あのボックスから1本マールボロメンソールタール12mgを一本引き抜いて、100円ライターで火を点けて、タバコの先から出る煙を胸いっぱいに吸い込んで吐き出せば、いま自分が抱えている憂鬱の大部分が解消されるのではないかと夢想してしまった。ぼくは今もニコチンに依存している―毎日パッチを貼って経皮吸収させているし―、ただ、19年に及ぶ喫煙習慣とは手を切れただけだ。

ぼくは弱い人間である。タバコと酒と精神科で処方されるくすりのお陰でこの20年間を生き延びてきた実感がある。その一端を手放すのはまことに惜しい気がする。タバコとは腐れ縁の仲であった。しかし、もうさよならするときが来たのだ。10か月も禁煙して、また吸ってしまったら、どうだ。すべてが水の泡になる。自分が一日一日と喫煙しないように自分を仕向けてきた努力が消え失せてしまう。それは癪だし、まあ大したものではないが沽券にかかわる問題だ。

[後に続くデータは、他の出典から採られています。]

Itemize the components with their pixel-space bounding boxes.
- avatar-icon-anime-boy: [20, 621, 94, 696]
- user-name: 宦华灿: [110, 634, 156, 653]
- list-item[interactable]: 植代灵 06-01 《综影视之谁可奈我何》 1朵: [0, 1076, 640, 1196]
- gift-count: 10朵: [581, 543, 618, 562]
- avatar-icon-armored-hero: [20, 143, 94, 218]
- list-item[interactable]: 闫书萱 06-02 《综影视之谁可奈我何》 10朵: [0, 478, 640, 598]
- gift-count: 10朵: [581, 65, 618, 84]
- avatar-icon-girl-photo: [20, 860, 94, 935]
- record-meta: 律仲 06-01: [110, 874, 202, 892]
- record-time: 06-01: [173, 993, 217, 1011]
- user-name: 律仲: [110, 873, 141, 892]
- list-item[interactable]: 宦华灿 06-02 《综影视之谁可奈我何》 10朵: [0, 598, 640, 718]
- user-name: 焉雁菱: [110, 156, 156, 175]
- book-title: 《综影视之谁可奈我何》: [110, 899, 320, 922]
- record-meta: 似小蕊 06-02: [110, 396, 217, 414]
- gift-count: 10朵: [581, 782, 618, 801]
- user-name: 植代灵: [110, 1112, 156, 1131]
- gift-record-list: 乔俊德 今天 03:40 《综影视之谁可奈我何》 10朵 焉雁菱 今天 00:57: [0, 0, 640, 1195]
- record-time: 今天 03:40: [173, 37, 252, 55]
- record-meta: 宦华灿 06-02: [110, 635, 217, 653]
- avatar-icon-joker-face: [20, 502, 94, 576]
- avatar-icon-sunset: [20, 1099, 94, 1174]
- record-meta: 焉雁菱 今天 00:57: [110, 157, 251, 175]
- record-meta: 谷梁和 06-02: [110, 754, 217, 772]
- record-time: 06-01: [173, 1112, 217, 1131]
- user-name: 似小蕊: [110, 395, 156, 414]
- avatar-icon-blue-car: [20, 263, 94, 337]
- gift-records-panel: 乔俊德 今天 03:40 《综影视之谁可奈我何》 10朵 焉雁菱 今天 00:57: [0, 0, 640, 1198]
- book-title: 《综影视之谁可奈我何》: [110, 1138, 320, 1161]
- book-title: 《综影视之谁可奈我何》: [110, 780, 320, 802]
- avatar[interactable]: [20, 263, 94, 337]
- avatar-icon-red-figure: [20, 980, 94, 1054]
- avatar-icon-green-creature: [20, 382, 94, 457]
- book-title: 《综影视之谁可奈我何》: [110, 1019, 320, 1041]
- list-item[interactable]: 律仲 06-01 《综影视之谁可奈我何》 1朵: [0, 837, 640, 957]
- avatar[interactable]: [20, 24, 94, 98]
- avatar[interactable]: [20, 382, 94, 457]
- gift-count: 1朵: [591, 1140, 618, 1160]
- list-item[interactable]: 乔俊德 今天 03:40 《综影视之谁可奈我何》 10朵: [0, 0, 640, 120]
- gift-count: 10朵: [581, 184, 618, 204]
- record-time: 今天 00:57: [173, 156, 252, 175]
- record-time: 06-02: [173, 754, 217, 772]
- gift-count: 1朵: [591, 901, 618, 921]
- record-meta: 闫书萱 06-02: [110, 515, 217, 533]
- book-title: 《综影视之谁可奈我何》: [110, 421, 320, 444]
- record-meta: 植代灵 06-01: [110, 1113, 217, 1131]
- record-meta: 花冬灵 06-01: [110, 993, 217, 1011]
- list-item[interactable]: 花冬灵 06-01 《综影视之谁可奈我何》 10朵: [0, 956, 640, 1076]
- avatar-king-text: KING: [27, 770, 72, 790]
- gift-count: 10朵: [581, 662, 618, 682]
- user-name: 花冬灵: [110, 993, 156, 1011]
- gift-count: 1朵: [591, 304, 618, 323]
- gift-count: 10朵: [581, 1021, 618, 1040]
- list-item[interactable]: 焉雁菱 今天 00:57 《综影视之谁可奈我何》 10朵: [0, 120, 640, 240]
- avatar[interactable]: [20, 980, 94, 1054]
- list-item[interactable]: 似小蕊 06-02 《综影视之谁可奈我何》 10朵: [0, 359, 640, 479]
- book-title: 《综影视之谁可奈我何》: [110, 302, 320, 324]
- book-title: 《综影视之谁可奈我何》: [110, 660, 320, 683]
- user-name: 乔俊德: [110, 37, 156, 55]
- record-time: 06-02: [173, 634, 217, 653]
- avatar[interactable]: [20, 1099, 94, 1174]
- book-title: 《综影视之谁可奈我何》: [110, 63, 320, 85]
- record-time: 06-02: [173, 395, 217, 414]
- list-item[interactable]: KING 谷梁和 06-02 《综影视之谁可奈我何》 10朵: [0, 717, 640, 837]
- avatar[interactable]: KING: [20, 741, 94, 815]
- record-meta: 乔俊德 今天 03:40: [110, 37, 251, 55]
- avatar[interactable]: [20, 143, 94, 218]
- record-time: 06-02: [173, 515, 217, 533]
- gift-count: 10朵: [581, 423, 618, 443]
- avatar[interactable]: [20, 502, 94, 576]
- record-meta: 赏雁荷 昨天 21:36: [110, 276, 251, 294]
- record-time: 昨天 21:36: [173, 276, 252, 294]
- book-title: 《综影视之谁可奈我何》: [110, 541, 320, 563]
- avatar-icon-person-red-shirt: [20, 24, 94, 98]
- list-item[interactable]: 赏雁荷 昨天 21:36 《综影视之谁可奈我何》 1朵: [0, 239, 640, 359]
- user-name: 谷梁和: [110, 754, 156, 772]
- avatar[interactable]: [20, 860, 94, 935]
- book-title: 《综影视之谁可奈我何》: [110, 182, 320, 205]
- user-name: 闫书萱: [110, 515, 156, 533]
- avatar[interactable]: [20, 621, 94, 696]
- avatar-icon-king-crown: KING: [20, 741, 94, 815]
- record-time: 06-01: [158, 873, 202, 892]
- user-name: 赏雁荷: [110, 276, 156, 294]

というわけで、タバコをもう吸うつもりはないのだが、たまにはあの悪友のことも思い出してしまうだろう。しかたない、ぼくにはぼくとタバコの物語があり、それは19年の長きにわたったのだから。でも、まあ、さようなら、である。別れの挨拶をした後は、後ろを振り返るべきではないだろう。